2017年10月31日の記事を再掲載しています。

何となくダークチョコレートは体に良いというイメージがありませんか。キャンディーはヘルシーな食べ物でないとわかっているのに、チョコレートに関しては常にこんな見出しを目にするような気がします。

ニュース解説サイトVoxの報告書が、チョコレートが体に良いと言うイメージは、米食品大手会社のMarsが何十年にもわたり資金提供してきた研究によるものだと説明しています。Nestlé(ネスレ)とアメリカチョコレート製造協会もこのイメージに一役買ってきました。

科学的にはまったく健全であっても、研究資金が提供されるパターンが原因で、私たちの誤解を生んでいる可能性があります。いくつかその具体例を見てみましょう。

  • チョコレートに関する研究が、それ以外の分野の研究より研究費が潤沢なら、チョコレートの研究をする科学者が増えます。
  • チョコレート会社は、研究結果を改ざんしないにしても、チョコレートの印象を良くするような研究を発表した科学者を選んで研究費を提供することができます。
  • チョコレート会社は、期待する答えにつながる研究課題に対して研究費を提供できます。たとえば、チョコレートの利点を研究するところに研究費を提供して、チョコレートの害を研究するところにはほとんど研究費を出さないようにします。
  • 企業や組織は、研究費を提供した研究が発表されると必ずプレスリリースを出します

これは必ずしもチョコレートに限った問題ではありません。たとえば、クランベリーが健康に及ぼす利点を喧伝する研究は、必ずクランベリー製品で有名なOcean Spray社から研究費が出ています。卵の場合は、恐らくアメリカ鶏卵協会でしょう。これで大体の感じがおわかりでしょうか。
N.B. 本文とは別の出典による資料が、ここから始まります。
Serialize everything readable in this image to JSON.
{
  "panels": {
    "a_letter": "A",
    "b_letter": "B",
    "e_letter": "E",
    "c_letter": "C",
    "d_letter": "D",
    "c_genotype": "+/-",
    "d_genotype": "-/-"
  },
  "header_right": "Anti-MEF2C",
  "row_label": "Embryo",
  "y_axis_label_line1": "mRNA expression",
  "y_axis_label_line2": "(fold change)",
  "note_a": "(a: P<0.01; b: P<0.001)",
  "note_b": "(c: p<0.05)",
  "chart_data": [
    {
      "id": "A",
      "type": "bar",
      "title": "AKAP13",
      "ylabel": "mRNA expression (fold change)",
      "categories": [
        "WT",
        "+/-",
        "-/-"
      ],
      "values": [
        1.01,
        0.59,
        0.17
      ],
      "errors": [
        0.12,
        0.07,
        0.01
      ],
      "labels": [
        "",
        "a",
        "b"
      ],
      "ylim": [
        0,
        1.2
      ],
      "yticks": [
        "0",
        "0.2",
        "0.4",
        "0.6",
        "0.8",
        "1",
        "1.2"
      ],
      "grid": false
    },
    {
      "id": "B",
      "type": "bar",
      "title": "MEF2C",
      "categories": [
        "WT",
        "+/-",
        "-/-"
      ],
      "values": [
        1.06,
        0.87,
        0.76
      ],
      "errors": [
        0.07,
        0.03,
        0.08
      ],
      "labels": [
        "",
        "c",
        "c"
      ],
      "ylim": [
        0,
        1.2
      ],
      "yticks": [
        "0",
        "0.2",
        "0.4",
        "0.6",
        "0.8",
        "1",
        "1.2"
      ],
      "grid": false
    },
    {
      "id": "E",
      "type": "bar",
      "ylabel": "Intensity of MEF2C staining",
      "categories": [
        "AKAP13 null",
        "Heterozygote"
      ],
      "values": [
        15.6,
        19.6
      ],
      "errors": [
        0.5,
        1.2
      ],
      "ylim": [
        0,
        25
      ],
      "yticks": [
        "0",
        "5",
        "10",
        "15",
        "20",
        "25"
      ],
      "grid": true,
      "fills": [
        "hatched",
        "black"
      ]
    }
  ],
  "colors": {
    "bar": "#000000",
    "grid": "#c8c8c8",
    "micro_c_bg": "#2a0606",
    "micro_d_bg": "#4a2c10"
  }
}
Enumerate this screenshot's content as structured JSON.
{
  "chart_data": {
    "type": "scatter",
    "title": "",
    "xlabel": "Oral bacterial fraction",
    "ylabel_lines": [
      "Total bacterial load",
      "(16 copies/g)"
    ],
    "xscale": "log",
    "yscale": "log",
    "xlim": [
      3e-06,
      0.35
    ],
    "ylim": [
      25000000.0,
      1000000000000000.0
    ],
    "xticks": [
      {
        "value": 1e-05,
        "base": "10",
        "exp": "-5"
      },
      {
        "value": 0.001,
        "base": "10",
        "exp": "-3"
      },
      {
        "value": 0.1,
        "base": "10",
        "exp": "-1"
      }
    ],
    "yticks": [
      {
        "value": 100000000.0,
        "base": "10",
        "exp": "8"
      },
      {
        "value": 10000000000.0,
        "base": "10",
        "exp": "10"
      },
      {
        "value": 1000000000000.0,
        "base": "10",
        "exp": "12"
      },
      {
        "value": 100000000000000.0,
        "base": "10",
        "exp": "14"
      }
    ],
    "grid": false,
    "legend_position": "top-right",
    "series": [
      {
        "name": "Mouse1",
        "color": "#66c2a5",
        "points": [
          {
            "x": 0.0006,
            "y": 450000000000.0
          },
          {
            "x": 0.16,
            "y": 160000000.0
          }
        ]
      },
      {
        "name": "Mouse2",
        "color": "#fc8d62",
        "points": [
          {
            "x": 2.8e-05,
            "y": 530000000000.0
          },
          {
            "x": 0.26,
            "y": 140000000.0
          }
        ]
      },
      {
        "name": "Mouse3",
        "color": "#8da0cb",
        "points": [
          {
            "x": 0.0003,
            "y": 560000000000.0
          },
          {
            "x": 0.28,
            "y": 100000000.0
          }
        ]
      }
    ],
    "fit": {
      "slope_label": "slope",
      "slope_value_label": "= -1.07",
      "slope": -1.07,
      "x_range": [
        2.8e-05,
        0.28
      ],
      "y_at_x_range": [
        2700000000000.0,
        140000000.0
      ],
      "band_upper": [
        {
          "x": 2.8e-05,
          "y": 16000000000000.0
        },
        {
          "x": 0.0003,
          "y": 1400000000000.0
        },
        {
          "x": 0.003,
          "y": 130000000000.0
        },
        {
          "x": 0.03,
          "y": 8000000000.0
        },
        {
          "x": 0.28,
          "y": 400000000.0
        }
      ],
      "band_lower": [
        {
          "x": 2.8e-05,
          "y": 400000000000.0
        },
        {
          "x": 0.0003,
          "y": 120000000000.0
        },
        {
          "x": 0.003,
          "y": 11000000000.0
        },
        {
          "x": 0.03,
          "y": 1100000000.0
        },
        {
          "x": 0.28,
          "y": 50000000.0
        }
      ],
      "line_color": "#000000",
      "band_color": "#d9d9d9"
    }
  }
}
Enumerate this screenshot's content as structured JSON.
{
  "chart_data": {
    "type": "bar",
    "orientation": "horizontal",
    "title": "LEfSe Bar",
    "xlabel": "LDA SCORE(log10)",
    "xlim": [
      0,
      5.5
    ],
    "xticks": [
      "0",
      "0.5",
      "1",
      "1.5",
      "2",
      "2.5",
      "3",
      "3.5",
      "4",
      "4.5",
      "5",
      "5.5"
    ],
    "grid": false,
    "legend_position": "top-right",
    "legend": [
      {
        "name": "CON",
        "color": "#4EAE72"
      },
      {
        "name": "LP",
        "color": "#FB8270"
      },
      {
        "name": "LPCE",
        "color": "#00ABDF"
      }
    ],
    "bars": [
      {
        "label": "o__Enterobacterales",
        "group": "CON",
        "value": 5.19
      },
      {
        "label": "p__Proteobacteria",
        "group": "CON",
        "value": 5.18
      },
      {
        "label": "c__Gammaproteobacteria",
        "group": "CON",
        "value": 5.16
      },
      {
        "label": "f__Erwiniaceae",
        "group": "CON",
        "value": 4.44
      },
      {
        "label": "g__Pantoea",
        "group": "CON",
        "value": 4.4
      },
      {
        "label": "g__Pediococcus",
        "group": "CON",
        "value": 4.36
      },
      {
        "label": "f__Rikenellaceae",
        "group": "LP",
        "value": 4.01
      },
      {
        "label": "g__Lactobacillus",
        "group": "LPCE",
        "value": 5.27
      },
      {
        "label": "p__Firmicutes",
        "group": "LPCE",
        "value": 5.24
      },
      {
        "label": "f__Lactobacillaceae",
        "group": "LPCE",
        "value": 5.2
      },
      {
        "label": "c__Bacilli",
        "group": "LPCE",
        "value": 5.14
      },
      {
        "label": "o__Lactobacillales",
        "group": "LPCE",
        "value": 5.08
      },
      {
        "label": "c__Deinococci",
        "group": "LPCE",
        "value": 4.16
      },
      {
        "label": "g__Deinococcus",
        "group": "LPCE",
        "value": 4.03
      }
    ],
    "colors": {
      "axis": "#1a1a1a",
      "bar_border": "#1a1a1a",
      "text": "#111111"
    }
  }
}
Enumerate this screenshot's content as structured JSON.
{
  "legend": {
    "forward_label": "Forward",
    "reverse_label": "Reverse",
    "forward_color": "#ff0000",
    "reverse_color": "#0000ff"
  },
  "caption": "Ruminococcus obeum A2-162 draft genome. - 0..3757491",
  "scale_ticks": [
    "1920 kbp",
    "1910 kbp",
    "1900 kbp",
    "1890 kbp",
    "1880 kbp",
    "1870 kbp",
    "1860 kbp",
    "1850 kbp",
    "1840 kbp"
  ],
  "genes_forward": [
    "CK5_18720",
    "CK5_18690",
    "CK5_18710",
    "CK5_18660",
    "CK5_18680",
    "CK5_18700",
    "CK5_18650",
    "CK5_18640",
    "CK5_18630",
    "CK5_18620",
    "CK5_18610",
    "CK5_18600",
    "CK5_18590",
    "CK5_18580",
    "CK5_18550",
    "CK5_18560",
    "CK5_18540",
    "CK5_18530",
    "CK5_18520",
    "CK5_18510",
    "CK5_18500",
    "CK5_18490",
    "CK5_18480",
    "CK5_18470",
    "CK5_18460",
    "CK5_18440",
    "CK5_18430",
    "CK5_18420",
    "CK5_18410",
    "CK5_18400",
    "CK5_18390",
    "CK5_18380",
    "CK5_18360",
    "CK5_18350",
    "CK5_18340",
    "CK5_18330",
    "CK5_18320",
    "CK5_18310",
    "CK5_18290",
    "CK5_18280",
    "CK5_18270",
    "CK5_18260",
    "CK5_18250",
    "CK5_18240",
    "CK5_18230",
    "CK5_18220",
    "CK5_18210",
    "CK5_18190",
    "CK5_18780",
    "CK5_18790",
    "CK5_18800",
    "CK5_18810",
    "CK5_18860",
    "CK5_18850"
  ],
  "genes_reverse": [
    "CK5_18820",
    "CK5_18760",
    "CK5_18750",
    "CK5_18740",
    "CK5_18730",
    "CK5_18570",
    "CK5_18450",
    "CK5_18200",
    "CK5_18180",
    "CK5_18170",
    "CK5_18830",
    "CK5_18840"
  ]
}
一方で、たったひとつの食品に的を絞った研究が、栄養に関する世の中の理解をゆがめるという研究に資金提供している組織はあるでしょうか。まずないと言えます。

ほとんどの研究は、画期的でないばかりか、実用的でさえありません。「チョコレートの研究」は、一般にネズミや人間にカカオ豆から作ったサプリメントを食べさせる方法で行なっており、これでは楽しんで食べるには程遠くなります

Voxの報告書は「心臓の健康」に効果が出るだけのフラボノールを摂取するとなると、ミルクチョコレートなら2.5ポンド(1.13kg)も食べる必要があると指摘しています。ダークチョコレートだと、もう少しフラボノールの濃度は高いものの、それでも一度に750キロカロリー分も食べなければなりません。これでは、毎日のヘルシーな食生活に取り入れることは不可能でしょう。